Viaggio tra i deliri di utopisti rivoluzionari,
2ª ed., Ares 2005, Euro 18,00, pp. 256


http://www.rinocammilleri.it/

Invito alla lettura di Vittorio Messori

Il titolo di questo libro è un evidente rovesciamento della
frase (troppo acriticamente ripetuta) che sta sotto la
celebre incisione di Goya: «Il sonno della ragione genera
mostri». Come le pagine che seguono confermano ad
abundantiam, può essere vero il contrario. Così, del resto,
la storia ha sempre mostrato: sono certe «veglie» della
Ragione (soprattutto quando è pensata e scritta con la
maiuscola) a partorire mostri. E spesso terribili per
inesausta sete di sangue.
L’insofferenza per il mondo com’è, il sogno di come potrebbe
essere perfetto se organizzato «secondo ragione»,
accompagnano da sempre gli uomini. Anche l’antichità
classica si cimentò in celebri opere «utopistiche»: ma a
differenza di quanto sarebbe poi successo nei secoli
«moderni» nessuno pensò di tradurre, o di lasciar tradurre
in pratica quei progetti, considerati come pure astrazioni,
come una sorta di elegante quanto innocua ginnastica
mentale. Neppure il cristianesimo «autentico» si prefisse di
costruire -qui e ora – «il mondo perfetto»: cuore della
speranza cristiana è sì l’attesa di «terre nuove e cieli
nuovi», ma proiettati alla fine della storia. Secondo la
sapiente legge (che è soprattutto segreto «cattolico») dell’et-et,
il cristianesimo, alla spinta ideale, alla proposta del
meglio, affiancò sempre il realismo, con la sua comprensione
e l’accettazione presente dell’uomo concreto.

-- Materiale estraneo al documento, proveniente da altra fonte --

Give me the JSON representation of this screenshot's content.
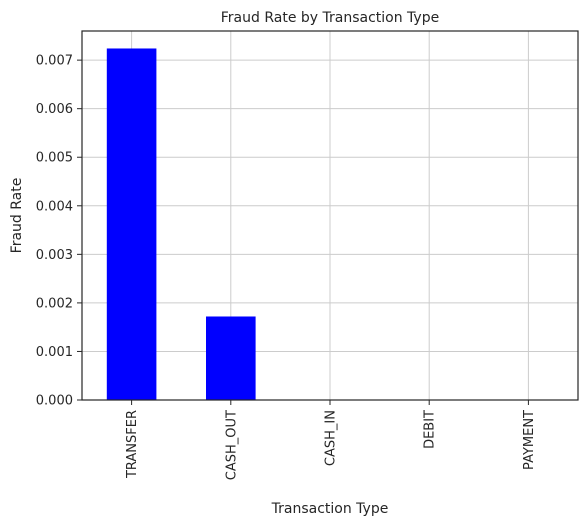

Fare del mondo un monastero dove tutti praticassero tutte le
virtù equivarrebbe a trasformarlo in un’ immensa prigione,
dove ciò che si potrebbe ottenere sarebbe al massimo il
trionfo dell’ipocrisia. Questo, per fortuna, ha sempre
creduto la Chiesa cattolica, che pure ha generato dal suo
seno (a ogni generazione, e con una costanza straordinaria)
degli «istituti di perfezione»: ordini, congregazioni,
compagnie, dove uomini e donne vivono «l’utopia», tentano di
anticipare nel mondo ciò che sarà finalmente norma quando il
mondo medesimo e la sua storia saranno consumati.

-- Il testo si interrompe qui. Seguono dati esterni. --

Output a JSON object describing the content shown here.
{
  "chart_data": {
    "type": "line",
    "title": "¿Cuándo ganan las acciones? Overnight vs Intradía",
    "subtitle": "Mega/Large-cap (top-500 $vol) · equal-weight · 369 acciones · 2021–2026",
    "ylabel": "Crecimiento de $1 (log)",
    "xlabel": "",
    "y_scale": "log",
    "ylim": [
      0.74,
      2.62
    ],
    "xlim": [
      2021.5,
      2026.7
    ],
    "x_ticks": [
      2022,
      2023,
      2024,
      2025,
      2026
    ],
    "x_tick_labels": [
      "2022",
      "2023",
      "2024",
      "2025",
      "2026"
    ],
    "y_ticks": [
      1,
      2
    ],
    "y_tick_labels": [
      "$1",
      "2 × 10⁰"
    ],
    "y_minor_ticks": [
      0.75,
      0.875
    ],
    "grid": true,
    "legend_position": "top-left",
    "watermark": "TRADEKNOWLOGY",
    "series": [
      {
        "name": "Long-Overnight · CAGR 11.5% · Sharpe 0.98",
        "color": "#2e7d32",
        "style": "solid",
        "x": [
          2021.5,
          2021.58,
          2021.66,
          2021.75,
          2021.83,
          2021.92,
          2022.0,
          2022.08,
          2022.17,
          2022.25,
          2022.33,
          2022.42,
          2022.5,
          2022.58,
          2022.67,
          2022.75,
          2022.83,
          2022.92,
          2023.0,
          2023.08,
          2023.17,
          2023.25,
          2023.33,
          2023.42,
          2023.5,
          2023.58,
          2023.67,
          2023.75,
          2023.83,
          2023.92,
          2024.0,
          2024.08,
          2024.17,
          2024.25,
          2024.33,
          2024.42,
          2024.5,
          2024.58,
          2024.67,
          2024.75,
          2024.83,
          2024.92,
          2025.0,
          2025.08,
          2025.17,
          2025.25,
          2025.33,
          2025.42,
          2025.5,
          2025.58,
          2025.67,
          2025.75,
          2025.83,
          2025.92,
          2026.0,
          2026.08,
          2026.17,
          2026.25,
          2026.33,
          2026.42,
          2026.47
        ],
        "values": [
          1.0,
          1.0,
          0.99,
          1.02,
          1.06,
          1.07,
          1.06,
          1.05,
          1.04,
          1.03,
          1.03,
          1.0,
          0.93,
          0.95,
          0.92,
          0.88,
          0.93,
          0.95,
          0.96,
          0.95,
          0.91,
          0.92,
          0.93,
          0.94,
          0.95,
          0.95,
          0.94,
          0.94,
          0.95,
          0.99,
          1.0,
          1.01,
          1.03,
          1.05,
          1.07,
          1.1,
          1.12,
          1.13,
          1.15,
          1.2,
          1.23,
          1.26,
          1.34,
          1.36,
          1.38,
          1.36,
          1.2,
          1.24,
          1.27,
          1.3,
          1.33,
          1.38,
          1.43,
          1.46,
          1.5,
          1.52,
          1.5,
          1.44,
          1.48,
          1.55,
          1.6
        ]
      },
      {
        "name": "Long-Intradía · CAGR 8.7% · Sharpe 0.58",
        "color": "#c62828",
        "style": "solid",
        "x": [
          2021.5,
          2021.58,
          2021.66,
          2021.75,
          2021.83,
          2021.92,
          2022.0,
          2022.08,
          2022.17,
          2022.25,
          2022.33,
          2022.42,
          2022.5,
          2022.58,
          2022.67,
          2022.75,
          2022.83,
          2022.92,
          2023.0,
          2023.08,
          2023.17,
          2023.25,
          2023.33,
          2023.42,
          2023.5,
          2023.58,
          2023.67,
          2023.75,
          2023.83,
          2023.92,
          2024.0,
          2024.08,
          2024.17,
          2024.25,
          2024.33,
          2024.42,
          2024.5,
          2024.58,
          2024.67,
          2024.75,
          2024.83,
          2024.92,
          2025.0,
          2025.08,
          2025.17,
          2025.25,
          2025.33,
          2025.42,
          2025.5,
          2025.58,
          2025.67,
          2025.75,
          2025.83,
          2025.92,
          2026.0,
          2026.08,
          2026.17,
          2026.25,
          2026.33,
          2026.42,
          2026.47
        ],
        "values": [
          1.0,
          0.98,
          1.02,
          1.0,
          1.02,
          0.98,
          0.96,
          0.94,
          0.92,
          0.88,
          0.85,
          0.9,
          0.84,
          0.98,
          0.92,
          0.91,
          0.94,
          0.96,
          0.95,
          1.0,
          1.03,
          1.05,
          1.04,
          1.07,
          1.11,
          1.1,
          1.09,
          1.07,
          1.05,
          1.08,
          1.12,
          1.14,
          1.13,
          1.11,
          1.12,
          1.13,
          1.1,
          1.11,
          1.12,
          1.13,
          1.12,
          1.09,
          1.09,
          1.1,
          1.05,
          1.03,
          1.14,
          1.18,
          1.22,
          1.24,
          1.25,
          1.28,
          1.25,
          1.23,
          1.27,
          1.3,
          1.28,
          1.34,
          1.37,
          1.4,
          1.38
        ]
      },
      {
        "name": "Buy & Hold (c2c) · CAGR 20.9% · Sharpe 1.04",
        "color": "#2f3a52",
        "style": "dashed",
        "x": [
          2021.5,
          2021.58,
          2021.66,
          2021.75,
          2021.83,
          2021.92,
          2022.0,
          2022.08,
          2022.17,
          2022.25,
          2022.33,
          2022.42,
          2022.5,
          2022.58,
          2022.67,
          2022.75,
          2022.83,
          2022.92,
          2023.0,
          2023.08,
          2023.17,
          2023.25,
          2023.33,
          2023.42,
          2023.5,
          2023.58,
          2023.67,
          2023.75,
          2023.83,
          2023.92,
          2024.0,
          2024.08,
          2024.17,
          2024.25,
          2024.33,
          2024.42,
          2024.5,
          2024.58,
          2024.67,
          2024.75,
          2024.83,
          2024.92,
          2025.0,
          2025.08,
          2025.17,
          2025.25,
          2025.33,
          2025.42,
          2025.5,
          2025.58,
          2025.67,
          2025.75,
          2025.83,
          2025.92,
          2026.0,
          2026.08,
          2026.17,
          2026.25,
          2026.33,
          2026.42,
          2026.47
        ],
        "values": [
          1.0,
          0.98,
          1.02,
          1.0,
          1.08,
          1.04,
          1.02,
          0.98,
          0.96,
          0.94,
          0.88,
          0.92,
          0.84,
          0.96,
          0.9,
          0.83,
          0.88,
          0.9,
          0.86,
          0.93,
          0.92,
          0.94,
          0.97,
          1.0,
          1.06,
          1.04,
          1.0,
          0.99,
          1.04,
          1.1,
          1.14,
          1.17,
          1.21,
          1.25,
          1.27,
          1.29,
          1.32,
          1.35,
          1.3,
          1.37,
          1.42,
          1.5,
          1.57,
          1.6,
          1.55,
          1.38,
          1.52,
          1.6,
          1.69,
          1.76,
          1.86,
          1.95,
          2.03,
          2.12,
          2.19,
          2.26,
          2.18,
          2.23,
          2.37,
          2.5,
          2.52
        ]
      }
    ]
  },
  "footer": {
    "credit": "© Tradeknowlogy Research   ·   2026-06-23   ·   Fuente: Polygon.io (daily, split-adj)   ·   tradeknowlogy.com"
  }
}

Ma non a caso si è sempre parlato di «vocazione»: occorre
essere vocati, è indispensabile una «chiamata» divina,
misteriosa e individuale, per mettersi su questa via tanto
im-pervia e rischiosa da essere circondata da mille cautele
codificate. Vaglio minuzioso delle «regole», approvazioni ad
experimentum, sorveglianza continua, esortazioni a
moltiplicare l’impegno spirituale e ascetico sino all’eroismo:
tut-to questo per non ricadere nella condizione dell’«uomo
naturale» sempre in agguato. Non a caso la storia di questi
istituti è storia di continue riforme per tornare all’ideale.

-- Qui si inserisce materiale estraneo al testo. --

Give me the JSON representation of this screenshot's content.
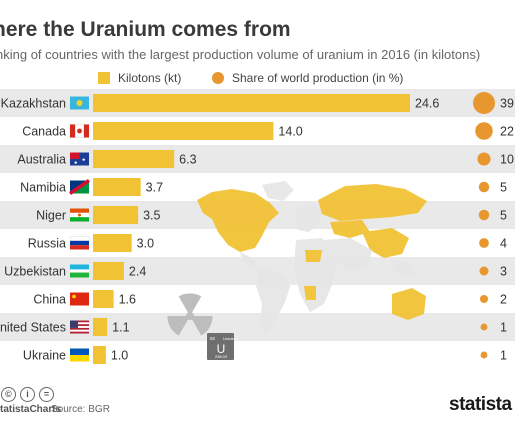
{
  "header": {
    "title": "here the Uranium comes from",
    "subtitle": "nking of countries with the largest production volume of uranium in 2016 (in kilotons)"
  },
  "legend": {
    "bar_label": "Kilotons (kt)",
    "circle_label": "Share of world production (in %)"
  },
  "colors": {
    "bar": "#f2c235",
    "circle": "#e8962e",
    "band": "#e9e9e9",
    "map": "#f2c235",
    "map_gray": "#e6e6e6"
  },
  "chart_data": {
    "type": "bar",
    "title": "here the Uranium comes from",
    "subtitle": "nking of countries with the largest production volume of uranium in 2016 (in kilotons)",
    "categories": [
      "Kazakhstan",
      "Canada",
      "Australia",
      "Namibia",
      "Niger",
      "Russia",
      "Uzbekistan",
      "China",
      "nited States",
      "Ukraine"
    ],
    "series": [
      {
        "name": "Kilotons (kt)",
        "values": [
          24.6,
          14.0,
          6.3,
          3.7,
          3.5,
          3.0,
          2.4,
          1.6,
          1.1,
          1.0
        ]
      },
      {
        "name": "Share of world production (in %)",
        "values": [
          39,
          22,
          10,
          5,
          5,
          4,
          3,
          2,
          1,
          1
        ]
      }
    ],
    "value_labels": [
      "24.6",
      "14.0",
      "6.3",
      "3.7",
      "3.5",
      "3.0",
      "2.4",
      "1.6",
      "1.1",
      "1.0"
    ],
    "share_labels": [
      "39",
      "22",
      "10",
      "5",
      "5",
      "4",
      "3",
      "2",
      "1",
      "1"
    ],
    "grid": false,
    "legend_position": "top"
  },
  "element_tile": {
    "atomic_number": "92",
    "name": "Uranium",
    "symbol": "U",
    "mass": "238.03"
  },
  "footer": {
    "icons": [
      "creative-commons-icon",
      "attribution-icon",
      "no-derivatives-icon"
    ],
    "brand_small": "tatistaCharts",
    "source": "Source: BGR",
    "logo": "statista"
  }
}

Prima dell’ inquinamento da ideologie post-cristiane
(soprattutto nella versione della vulgata marxista), almeno
nel-la sua versione cattolica il cristianesimo ha sempre
avuto ben chiaro che ci è stato promesso un solo paradiso: e
non per questa terra. Per dirla con Cammilleri, «la Chiesa
ha sempre predicato all’uomo come dovrebbe essere, ma
cominciando con l’accettarlo come è».
Così che, come è stato osservato, la sapienza evangelica e
insieme umanissima che presiedeva, nei seminari, alla
formazione degli uomini di pastorale, dei sacerdoti «in cura
d’anime», raccomandava di essere araldi di utopia e di
intransigenza sul pulpito e al contempo misericordiosi e
comprensivi nel confessionale, confrontandosi con la
debolezza della creatura concreta.
Quanto agli uomini organizzati in società, è significativo
che la Chiesa non si sia mai espressa con dichiarazioni
autoritative, sacralizzando un modo di governo, una
struttura politica rispetto ad altre: possono esserci state,
negli uomini di Chiesa, delle preferenze, determinate da
condizioni storiche; ma nessuna presa di posizione de fide.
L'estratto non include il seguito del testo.